I go crazy When I look in your eyes I still go crazy No my heart - TopicsExpress



          

I go crazy When I look in your eyes I still go crazy No my heart just cant hide That old feelin inside Way deep down inside Oh baby, You know when I look in your eyes I go crazy. The song is entitled, I Go Crazy by Paul Davis (1977). Its been awhile... guess youll be glad to know Ive learned to laugh and smile. Im smiling now, time has mainly healed me, and it really has been a while, since I felt like I was going crazy, but its funny how a song can transport you to any moment in time: past, present even future. This is no different, its haunting melodic riffs have wrapped me in a melancholic kiss that cant be remiss. I havent thought of her, I mean really thought about her for the longest time until now; the very moment the song came on, its chords, its chorus; it tugged at my heart strings, and it struck me.
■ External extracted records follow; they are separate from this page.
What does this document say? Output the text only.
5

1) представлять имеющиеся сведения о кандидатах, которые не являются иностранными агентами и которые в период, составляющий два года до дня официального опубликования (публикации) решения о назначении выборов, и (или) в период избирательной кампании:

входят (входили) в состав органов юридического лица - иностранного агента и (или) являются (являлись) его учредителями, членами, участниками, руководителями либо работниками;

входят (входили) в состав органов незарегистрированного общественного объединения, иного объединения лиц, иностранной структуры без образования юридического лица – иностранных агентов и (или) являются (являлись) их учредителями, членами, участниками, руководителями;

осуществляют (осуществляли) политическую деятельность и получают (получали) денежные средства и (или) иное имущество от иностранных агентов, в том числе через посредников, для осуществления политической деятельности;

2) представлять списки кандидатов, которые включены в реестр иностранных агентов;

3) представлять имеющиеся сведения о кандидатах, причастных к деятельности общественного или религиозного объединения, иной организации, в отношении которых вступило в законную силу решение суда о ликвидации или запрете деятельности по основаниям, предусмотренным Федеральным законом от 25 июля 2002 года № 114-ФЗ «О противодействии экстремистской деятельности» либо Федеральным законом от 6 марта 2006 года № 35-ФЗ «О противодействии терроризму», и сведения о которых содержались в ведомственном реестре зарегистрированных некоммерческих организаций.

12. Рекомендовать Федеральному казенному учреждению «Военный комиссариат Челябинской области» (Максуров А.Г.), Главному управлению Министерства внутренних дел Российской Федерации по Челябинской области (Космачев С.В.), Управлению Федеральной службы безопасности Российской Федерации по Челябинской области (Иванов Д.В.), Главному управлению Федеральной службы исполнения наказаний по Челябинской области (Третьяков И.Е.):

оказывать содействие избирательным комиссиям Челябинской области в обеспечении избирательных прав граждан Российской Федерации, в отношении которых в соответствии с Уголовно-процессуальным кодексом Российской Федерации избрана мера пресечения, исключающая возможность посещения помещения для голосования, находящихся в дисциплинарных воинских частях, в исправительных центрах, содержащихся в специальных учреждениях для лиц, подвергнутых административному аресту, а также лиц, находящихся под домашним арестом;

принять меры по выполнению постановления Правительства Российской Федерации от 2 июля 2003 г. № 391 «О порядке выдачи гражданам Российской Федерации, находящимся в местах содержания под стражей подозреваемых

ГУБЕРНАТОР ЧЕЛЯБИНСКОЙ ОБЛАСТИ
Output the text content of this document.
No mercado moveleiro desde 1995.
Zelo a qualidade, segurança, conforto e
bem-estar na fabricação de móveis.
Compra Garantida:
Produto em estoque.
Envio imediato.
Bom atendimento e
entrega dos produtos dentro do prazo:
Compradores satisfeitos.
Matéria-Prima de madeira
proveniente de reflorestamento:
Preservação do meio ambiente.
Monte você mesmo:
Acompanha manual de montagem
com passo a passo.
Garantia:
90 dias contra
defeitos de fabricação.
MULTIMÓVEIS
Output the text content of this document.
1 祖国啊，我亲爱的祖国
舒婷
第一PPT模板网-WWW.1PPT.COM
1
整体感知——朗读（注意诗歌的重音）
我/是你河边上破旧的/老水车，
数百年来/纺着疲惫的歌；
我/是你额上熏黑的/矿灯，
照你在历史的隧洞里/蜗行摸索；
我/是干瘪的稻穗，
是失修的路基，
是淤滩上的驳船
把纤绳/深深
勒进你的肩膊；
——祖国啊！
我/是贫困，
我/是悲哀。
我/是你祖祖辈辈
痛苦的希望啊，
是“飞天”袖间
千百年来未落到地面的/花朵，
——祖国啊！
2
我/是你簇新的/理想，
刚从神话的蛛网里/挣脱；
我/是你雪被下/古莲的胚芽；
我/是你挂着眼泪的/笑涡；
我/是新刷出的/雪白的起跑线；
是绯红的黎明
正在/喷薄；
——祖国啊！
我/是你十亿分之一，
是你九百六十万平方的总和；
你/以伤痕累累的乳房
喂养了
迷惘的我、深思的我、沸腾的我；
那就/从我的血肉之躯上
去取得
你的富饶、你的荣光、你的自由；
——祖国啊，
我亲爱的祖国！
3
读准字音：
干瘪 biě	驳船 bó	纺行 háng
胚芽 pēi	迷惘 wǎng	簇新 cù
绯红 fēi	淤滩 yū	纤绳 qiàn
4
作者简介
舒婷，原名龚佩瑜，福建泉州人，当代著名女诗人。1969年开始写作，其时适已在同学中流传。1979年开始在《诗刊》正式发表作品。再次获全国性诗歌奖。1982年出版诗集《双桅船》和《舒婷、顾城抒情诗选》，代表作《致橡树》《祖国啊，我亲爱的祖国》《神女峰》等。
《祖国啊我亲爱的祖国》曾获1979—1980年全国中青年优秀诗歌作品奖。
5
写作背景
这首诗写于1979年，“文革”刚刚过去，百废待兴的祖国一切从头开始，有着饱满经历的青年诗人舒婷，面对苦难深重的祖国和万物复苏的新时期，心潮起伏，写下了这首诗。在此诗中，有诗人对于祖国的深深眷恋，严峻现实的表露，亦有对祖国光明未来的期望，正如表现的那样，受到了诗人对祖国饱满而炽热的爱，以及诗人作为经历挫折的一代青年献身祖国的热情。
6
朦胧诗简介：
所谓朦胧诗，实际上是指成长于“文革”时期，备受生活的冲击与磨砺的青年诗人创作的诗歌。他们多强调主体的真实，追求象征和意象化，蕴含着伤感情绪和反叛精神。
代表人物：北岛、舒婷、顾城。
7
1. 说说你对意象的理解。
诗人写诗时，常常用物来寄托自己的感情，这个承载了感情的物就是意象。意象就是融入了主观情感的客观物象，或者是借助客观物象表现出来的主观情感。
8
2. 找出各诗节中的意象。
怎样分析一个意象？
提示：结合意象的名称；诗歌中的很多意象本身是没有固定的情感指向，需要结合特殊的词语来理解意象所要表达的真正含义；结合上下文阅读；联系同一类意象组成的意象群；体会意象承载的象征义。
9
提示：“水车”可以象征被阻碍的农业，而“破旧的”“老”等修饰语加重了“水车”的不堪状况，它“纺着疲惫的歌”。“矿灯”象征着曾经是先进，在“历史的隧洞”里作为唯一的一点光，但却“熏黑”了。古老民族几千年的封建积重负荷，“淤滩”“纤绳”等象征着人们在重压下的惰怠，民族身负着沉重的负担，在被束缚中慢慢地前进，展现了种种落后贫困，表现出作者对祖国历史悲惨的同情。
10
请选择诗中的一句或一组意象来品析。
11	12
Glances and flashbacks, traces and remnants of a former life I once lived. Sometimes its very easy to block out the obvious songs, pretend they arent speaking to me, go on about my day in blissful ignorance, but for some reason I let my guard down and this song bore right through to the heart of me. Has enough time passed? Im sure it has. Im over it, really I am. But then again, can one ever fully be over anything? Just because the sun sets over the horizon doesnt mean it is lost to us forever, it will rise again. Which is why memories come and they go. If I ever saw her again would I still go crazy? I must be crazy to even suggest it. I mean it has happened once before, but memories and chemistry arent just fleeting subtleties, which we could suddenly turn off and on. Sometimes I wish it were that easy. The reflection of us is sullied and muddled now, it is a world I could no longer reside in or wish to return to because Ive moved on. As much as it was a part of me, it is a part that remains in the past where it will stay. I live in the moment now, and that is a gift, which is why it is called the present. After all this time, I dont go crazy anymore, even though I still remember when, her kiss was still brand new. But I never let it haunt me, I respect the sentimentality of it while accepting the fact that shes no longer someone I need. Thats why I can go to bed every night and fall asleep, not because Ive forgotten her, quite the contrary, it is because I have forgiven her, and more importantly, I have forgiven myself. This has given me the capacity to move on, so call me crazy, I dont just go crazy.